Why Do Good Managers Set Bad Strategies?

Peter Jones Innovation

An interesting confessional from the master of corporate strategy, the Five Forces guru Dr. Michael Porter.

“Errors in corporate strategy are often self-inflicted, and a singular focus on shareholder value is the “Bermuda Triangle” of strategy, according to Michael E. Porter, director of Harvard’s Institute for Strategy and Competitiveness.

These were two of the takeaways from a recent talk by Porter — titled “Why Do Good Managers Set Bad Strategies?” — offered as part of Wharton’s SEI Center Distinguished Lecture Series. During his remarks, Porter stressed that managers get into trouble when they attempt to compete head-on with other companies. No one wins that kind of struggle, he said. Instead, managers need to develop a clear strategy around their company’s unique place in the market.”

This is a significant change, if it makes a difference. Regardless of the different approaches to strategy, planning, and market development, the non-academic practice of strategy has grown up around Porter’s 1980’s work, which was an is hugely influential. The industry analysis, dominate your sector-based mindset that evolved under Five Forces grew into a set of practices that prevented managers from thinking creatively about internal resource development and product innovation. As long as large companies performed well and made money, and shareholders stayed on the train, there was no perceived need to reinvent strategy itself.

“When Porter started out studying strategy, he believed most strategic errors were caused by external factors, such as consumer trends or technological change. “But I have come to the realization after 25 to 30 years that many, if not most, strategic errors come from within. The company does it to itself.”

Innovation and knowledge-leverage strategies require developing a strong internal focus, according to the Penrose (1959) school of resource-based perspective, an empirical approach that enhances organizational capacities and learning, as opposed to theoretical market forces that are always imperfectly understood. A market must be understood, of course, but the strategic basis for action should be based on resources and practices that are unique and non-transferable or imitable.

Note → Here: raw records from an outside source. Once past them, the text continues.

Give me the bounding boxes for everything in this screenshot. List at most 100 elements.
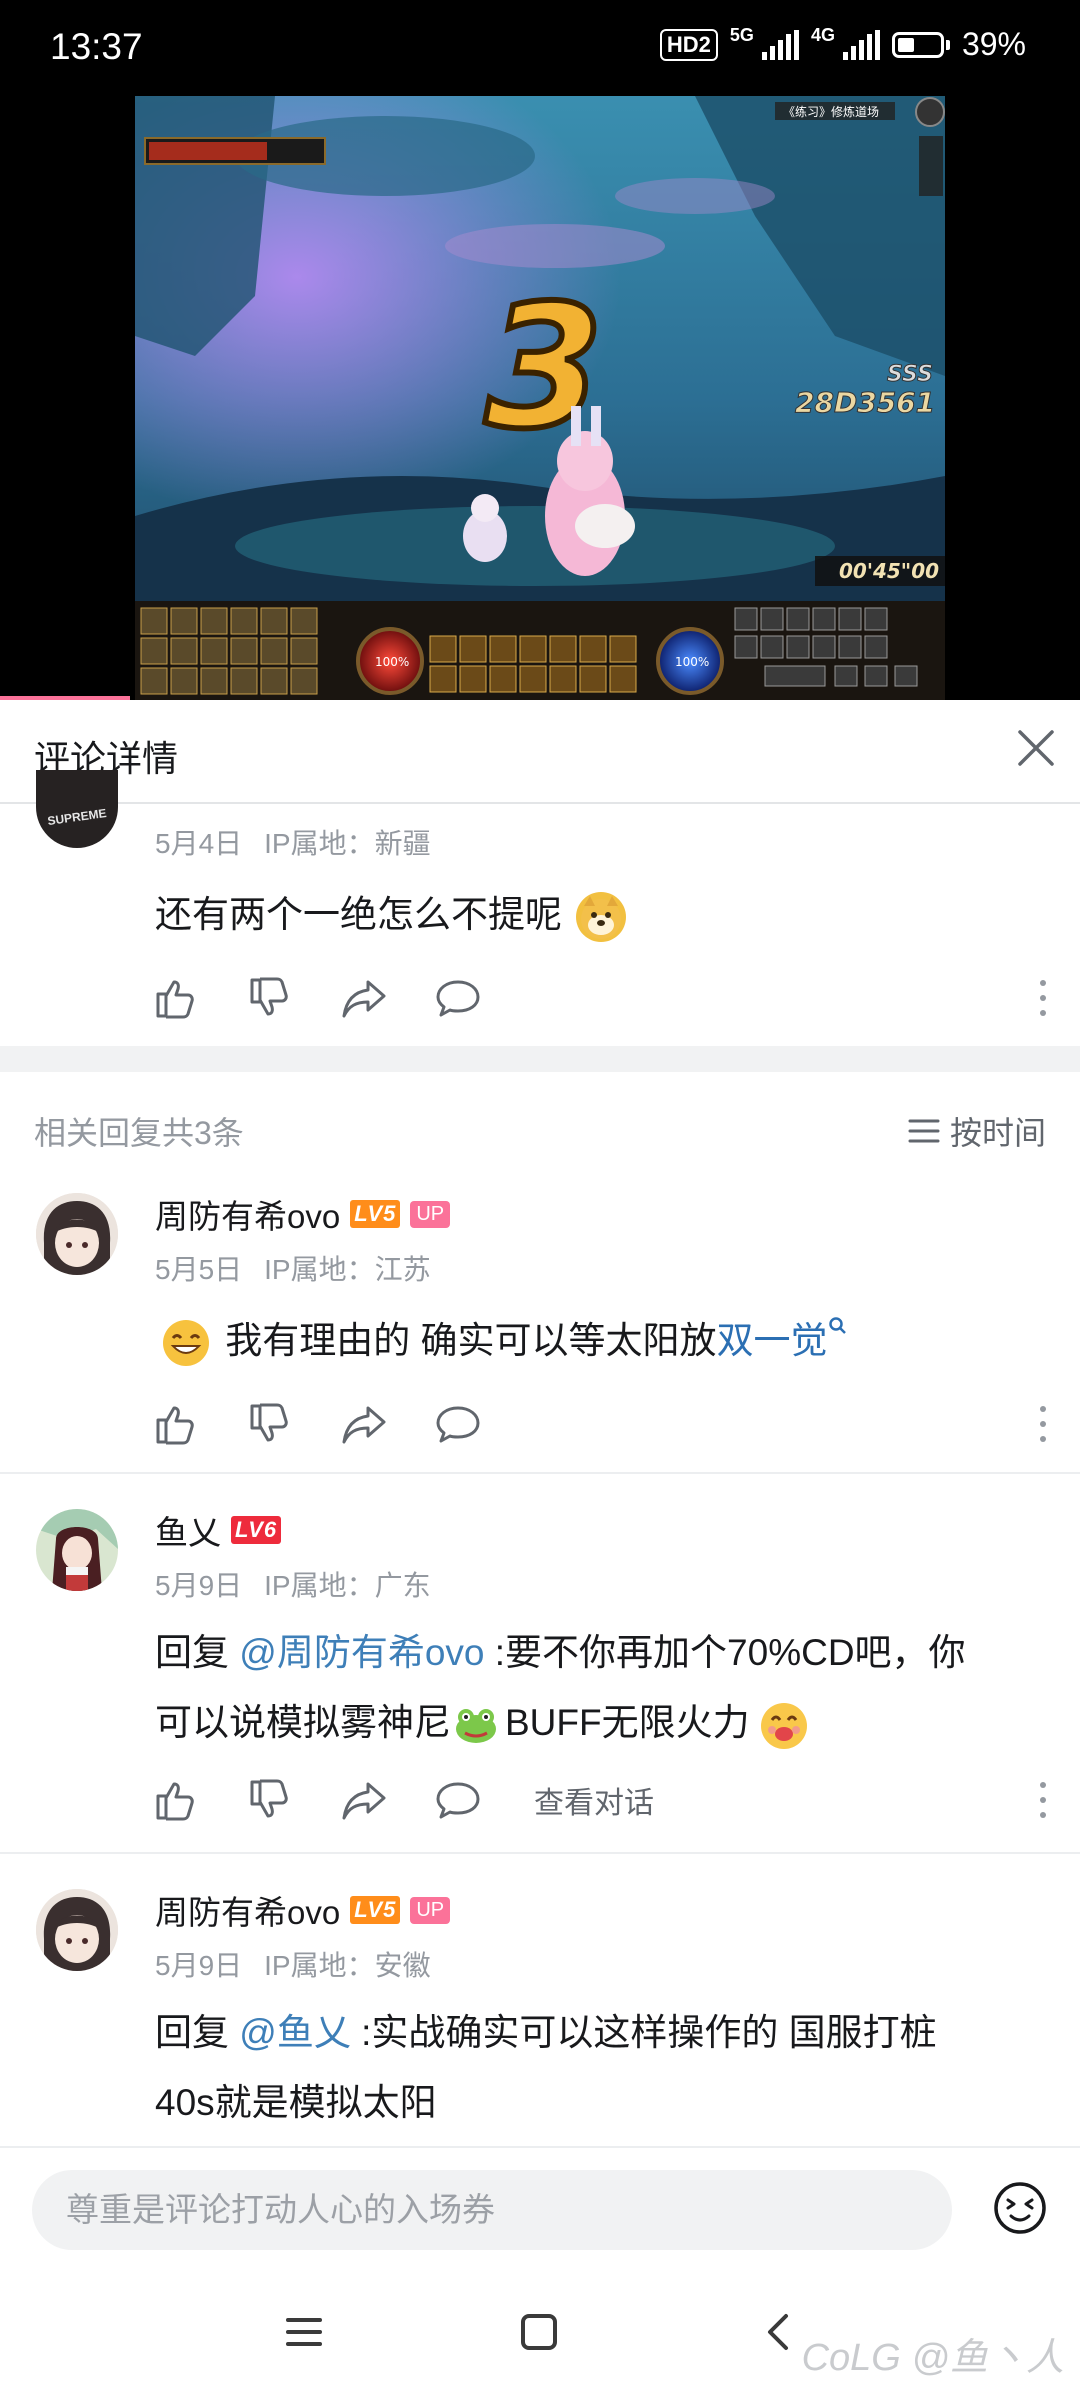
avatar-text: SUPREME bbox=[46, 805, 108, 829]
reply-icon[interactable] bbox=[434, 974, 482, 1022]
share-icon[interactable] bbox=[340, 1776, 388, 1824]
comment-meta: 5月4日 IP属地：新疆 bbox=[155, 822, 453, 862]
video-frame[interactable]: 《练习》修炼道场 3 SSS 28D3561 00'45"00 100% 100… bbox=[135, 96, 945, 700]
comment-actions bbox=[152, 974, 528, 1022]
reply-text-body: :要不你再加个70%CD吧，你 bbox=[484, 1632, 966, 1673]
dislike-icon[interactable] bbox=[246, 974, 294, 1022]
signal-icon-2 bbox=[842, 29, 880, 60]
related-replies-count: 相关回复共3条 bbox=[34, 1115, 244, 1151]
rank-label: SSS bbox=[887, 362, 933, 387]
reply-text-line-1: 回复 @鱼乂 :实战确实可以这样操作的 国服打桩 bbox=[155, 1998, 1035, 2068]
avatar[interactable] bbox=[36, 1889, 118, 1971]
username[interactable]: 鱼乂 bbox=[155, 1506, 221, 1554]
reply-date: 5月9日 bbox=[155, 1570, 243, 1601]
sort-label: 按时间 bbox=[949, 1115, 1046, 1151]
search-link[interactable]: 双一觉 bbox=[717, 1320, 828, 1361]
comment-input[interactable]: 尊重是评论打动人心的入场券 bbox=[32, 2170, 952, 2250]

How does the Penrose RBV orientation apply to design and innovation? Knowledge management scholars such as (Zack and yes, Jones) have argued that the development of knowledge practices is the primary source of innovation and competitive advantage. Product/service design and innovation are not measured by shareholder value – and we should not be led by outdated views of business strategy into taking guidance from such a singular corporate metric. Shareholder value leads to short-term thinking, which constrains innovation to the immediately doable. As a strategy, it puts the future of the firm in the hands of Wall Street investors, which is no strategy for success at all.